Giuliana Mieli, forte dell’esperienza di psicoterapeuta maturata in ospedale, sostiene che molti dei problemi che oggi la nostra società incontra sono dovuti alla disattenzione che, a causa dei paradigmi culturali predominanti, abbiamo maturato nei confronti degli affetti, dei bisogni e dei codici affettivi. Una disattenzione che ha indotto a scelte, anche politiche, con ripercussioni individuali e sociali molto forti, che dovrebbero essere messe in discussione. La risposta ai bisogni affettivi di base è infatti una condizione biologica ineludibile: “Esiste una declinazione naturale, biologica degli affetti, utile e necessaria per la sopravvivenza della specie, che non può essere più di tanto compressa, alterata, violentata dall’organizzazione socioeconomica e dalla cultura, sia nella vita del singolo che della società, pena la sofferenza, l’impossibilità della sopravvivenza, la follia come estrema difesa per il singolo, e il cataclisma, il decadimento e il dissolvimento per la società” – scrive la psicoterapeuta.
La trascuratezza emotiva si riflette non solo nella sofferenza psichica dilagante ma anche nelle difficoltà che attualmente accompagnanano la maternità. A titolo esemplificativo, l’autrice indica alcune questioni aperte: cosa sta alla base della depressione post-parto, sempre più diffusa e sempre più spesso curata con psicofarmaci? Un intervento di altro tipo è possibile? Perchè è in aumento il numero dei parti cesarei, eseguiti su richiesta della donna anche se non vi è la necessità medica di farli? Il parto cesareo non è privo di rischi e inibisce, insieme agli ormoni tipici della nascita, quelli che provocano una “reazione d’amore” nei confronti del nascituro, interferendo nello sviluppo dell’affettività nella relazione tra madre e figlio.

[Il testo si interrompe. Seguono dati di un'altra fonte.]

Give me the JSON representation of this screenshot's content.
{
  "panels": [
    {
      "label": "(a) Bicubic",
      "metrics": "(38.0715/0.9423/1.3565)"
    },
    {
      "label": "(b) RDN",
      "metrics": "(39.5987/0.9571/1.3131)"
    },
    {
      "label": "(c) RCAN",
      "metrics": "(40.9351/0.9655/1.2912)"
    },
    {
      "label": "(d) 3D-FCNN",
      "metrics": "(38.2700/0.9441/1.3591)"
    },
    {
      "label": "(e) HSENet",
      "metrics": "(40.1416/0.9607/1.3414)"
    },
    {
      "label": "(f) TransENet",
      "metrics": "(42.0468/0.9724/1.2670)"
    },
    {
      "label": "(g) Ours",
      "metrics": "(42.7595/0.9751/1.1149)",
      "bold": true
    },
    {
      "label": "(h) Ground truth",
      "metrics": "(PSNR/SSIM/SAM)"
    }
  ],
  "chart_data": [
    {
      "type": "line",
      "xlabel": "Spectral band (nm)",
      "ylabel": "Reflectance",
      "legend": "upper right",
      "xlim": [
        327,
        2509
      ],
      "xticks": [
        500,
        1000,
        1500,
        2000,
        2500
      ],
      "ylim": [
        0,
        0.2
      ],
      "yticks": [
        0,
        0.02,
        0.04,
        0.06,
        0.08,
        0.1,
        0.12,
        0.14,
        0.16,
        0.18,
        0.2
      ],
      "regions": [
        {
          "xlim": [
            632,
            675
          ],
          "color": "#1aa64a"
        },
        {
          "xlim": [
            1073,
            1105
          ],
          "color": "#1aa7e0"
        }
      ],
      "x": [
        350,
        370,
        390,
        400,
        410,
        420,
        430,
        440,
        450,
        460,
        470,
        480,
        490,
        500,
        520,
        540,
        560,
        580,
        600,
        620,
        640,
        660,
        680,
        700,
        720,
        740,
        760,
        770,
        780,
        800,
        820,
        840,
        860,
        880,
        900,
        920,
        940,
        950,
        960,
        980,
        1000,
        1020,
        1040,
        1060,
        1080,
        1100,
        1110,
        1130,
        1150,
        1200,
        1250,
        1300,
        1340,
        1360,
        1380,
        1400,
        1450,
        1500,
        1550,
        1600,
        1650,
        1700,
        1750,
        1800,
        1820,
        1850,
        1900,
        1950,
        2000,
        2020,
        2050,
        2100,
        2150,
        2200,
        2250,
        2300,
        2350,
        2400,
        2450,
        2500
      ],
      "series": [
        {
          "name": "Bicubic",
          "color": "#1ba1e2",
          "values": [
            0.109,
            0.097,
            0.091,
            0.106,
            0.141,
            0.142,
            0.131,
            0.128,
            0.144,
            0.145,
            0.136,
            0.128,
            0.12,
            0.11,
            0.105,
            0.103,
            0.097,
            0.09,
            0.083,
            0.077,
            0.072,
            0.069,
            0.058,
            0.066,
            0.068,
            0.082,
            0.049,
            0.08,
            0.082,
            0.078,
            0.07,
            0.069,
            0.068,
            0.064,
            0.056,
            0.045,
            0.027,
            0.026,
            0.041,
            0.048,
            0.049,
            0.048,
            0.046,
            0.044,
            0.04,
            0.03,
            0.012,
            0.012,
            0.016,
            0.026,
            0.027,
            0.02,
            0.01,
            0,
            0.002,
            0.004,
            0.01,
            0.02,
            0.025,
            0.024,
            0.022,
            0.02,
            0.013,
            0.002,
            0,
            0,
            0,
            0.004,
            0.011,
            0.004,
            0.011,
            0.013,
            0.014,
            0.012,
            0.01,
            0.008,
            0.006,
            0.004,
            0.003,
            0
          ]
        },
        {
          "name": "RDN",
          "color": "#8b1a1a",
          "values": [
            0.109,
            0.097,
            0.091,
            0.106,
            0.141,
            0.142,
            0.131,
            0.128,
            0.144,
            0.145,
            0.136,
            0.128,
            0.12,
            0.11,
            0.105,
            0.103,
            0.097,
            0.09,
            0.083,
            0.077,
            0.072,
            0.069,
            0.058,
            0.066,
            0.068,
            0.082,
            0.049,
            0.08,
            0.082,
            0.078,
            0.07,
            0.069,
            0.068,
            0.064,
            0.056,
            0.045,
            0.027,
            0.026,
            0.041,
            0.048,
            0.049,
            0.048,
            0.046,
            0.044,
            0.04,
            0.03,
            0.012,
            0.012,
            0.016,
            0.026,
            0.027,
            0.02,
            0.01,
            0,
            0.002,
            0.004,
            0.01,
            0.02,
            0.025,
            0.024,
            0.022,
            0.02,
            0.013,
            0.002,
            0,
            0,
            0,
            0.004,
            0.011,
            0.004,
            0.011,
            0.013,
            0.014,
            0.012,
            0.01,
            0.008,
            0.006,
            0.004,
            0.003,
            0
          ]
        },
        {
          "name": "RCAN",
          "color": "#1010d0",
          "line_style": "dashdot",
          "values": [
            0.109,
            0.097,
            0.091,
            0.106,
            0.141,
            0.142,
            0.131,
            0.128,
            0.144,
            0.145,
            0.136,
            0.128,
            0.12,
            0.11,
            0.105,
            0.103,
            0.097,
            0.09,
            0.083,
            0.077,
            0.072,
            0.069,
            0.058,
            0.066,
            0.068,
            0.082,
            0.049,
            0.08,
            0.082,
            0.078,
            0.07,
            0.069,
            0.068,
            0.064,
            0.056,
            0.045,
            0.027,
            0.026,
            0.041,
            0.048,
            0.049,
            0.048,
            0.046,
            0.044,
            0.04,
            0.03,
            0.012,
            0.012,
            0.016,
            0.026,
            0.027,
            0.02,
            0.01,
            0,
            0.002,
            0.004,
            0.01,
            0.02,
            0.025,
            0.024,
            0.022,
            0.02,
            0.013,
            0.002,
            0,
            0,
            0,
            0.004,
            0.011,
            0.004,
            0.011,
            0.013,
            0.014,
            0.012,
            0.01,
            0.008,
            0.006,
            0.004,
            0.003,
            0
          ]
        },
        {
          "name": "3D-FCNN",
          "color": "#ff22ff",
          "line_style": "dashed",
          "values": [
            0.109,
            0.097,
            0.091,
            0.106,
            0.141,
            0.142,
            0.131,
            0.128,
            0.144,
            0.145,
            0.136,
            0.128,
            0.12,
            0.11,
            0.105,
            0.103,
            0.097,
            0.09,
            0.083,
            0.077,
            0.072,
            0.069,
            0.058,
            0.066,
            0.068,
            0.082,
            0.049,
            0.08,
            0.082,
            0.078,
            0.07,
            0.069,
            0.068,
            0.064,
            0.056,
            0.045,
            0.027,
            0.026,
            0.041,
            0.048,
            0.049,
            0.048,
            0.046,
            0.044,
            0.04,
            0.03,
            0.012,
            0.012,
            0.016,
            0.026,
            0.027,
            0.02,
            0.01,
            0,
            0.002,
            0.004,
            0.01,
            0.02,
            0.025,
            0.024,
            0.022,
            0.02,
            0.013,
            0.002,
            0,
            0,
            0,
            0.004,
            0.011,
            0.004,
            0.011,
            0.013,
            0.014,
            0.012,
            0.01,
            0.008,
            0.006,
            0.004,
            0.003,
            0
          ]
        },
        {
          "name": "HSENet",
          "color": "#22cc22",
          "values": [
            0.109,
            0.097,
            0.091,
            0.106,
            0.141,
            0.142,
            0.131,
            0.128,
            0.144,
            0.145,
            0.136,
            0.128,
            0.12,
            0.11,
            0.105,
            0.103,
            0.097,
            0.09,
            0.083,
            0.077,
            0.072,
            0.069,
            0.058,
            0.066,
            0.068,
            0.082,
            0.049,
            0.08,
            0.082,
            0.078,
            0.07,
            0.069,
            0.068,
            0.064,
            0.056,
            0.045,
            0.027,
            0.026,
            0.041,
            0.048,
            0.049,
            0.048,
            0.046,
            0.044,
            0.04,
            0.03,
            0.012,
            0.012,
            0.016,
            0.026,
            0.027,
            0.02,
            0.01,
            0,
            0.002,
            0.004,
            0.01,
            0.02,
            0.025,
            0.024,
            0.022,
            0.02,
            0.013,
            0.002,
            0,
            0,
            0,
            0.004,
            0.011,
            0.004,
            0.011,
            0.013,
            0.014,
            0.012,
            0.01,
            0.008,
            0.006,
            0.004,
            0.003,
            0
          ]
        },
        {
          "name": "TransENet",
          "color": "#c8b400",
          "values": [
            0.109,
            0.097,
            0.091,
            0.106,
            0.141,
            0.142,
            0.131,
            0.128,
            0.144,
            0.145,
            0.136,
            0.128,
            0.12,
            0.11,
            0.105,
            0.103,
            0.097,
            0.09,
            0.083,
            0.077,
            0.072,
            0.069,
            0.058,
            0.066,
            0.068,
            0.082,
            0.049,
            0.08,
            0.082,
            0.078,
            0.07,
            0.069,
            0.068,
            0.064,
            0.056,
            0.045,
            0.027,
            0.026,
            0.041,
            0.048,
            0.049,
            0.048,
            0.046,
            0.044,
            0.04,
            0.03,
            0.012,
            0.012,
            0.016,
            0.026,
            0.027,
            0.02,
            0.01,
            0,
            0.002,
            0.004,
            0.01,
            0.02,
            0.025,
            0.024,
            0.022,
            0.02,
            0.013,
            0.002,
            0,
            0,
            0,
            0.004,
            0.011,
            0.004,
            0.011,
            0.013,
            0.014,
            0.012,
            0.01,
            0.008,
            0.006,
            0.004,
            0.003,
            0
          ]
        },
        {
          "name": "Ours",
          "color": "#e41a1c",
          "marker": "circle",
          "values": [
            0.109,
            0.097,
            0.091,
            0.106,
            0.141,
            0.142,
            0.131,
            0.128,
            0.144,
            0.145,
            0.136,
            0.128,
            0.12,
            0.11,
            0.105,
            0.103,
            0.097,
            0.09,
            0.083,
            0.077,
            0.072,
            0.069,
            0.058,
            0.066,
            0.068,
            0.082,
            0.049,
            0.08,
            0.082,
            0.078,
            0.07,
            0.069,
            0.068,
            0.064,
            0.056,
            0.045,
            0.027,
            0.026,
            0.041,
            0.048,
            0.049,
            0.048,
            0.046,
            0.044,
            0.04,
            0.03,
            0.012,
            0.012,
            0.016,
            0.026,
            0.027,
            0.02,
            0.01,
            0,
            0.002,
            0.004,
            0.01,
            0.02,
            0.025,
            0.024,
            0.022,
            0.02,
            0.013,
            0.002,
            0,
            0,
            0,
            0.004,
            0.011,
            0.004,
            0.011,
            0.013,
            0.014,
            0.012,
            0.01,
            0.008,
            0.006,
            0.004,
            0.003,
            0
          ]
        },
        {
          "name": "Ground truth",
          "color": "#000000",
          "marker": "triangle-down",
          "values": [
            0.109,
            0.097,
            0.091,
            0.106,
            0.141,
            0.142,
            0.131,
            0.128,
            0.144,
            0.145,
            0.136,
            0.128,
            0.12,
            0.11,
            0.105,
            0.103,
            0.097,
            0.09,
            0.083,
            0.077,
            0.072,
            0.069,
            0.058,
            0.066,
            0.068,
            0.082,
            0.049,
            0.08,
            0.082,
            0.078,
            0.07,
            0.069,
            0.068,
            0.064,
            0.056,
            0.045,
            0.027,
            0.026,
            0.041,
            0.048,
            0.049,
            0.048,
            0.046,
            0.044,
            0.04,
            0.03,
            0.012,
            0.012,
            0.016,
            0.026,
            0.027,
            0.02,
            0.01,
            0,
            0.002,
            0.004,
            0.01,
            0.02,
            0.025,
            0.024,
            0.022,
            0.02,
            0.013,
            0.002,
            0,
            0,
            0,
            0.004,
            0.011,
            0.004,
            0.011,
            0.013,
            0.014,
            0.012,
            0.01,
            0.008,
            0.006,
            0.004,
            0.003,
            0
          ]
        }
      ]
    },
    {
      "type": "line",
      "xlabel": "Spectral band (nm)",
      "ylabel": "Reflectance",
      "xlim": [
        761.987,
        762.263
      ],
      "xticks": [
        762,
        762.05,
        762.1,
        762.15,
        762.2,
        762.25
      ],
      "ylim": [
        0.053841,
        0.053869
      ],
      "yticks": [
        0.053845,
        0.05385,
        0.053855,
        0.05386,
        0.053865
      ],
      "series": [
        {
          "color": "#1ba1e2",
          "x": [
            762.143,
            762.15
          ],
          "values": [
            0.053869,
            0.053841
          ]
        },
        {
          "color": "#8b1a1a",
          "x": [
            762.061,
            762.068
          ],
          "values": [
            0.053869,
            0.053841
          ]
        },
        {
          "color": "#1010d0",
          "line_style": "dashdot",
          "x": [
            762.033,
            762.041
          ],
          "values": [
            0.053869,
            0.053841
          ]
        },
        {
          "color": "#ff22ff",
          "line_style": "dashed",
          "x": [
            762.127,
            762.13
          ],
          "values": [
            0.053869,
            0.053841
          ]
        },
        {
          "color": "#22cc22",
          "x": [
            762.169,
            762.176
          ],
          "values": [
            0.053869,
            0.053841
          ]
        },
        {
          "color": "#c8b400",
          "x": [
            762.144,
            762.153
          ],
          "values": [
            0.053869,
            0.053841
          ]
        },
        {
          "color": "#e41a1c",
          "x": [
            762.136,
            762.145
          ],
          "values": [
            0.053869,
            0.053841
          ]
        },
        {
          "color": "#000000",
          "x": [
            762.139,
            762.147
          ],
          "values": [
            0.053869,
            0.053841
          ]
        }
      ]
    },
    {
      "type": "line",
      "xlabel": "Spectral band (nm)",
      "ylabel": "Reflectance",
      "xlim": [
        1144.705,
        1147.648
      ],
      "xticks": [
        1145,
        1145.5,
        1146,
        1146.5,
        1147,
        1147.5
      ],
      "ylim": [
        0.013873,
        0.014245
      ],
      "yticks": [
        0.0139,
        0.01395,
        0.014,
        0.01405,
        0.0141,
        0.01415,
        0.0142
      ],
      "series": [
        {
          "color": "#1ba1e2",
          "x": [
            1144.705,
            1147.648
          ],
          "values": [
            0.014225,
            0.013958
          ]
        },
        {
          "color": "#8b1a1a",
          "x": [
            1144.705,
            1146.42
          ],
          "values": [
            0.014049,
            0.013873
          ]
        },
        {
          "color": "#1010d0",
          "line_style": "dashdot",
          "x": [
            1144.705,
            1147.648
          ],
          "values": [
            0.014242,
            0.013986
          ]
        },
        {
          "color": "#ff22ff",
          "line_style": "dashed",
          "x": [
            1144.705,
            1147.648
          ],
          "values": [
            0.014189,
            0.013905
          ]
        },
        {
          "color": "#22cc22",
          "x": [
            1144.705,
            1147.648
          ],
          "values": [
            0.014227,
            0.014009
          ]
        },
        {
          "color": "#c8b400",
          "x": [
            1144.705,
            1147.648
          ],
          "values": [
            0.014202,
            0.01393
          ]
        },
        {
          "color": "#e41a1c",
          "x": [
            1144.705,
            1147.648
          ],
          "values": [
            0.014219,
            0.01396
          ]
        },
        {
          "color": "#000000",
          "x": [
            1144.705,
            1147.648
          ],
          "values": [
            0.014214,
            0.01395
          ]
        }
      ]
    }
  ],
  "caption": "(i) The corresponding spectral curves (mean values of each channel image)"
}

Un approccio orientato all’attaccamento in diverse situazioni, in collaborazione con pediatri e ginecologi, può dar vita ad un modello prezioso in campo pedagogico ed in ambito più propriamente clinico. Implica la necessità di una rivoluzione culturale che restituisca all’essere umano tutta la sua complessità, fisica ed emotiva. Una ipotesi sostenuta anche dal ginecologo Michel Odent : “Quando il teologo francese Teilhard de Chardin a metà del secolo scorso predisse che gli esseri umani un giorno avrebbero imparato a sfruttare le energie dell’amore e che tale progresso sarebbe stato tanto fondamentale per la storia dell’umanità quanto la scoperta del fuoco, la sua previsione fu considerayta pura utopia. Oggi non è più così – scrive Odent (La scientificazione dell’amore, Apogeo/Urra) – dato che negli ultimi decenni del Ventesimo secolo la natura dell’amore e il modo in cui la capacità di amare si sviluppa sono diventati oggetto di analisi scientifica, le cui implicazioni sono di importanza almeno equivalente a quelle degli studi di genetica, elettronica o teoria quantistica”.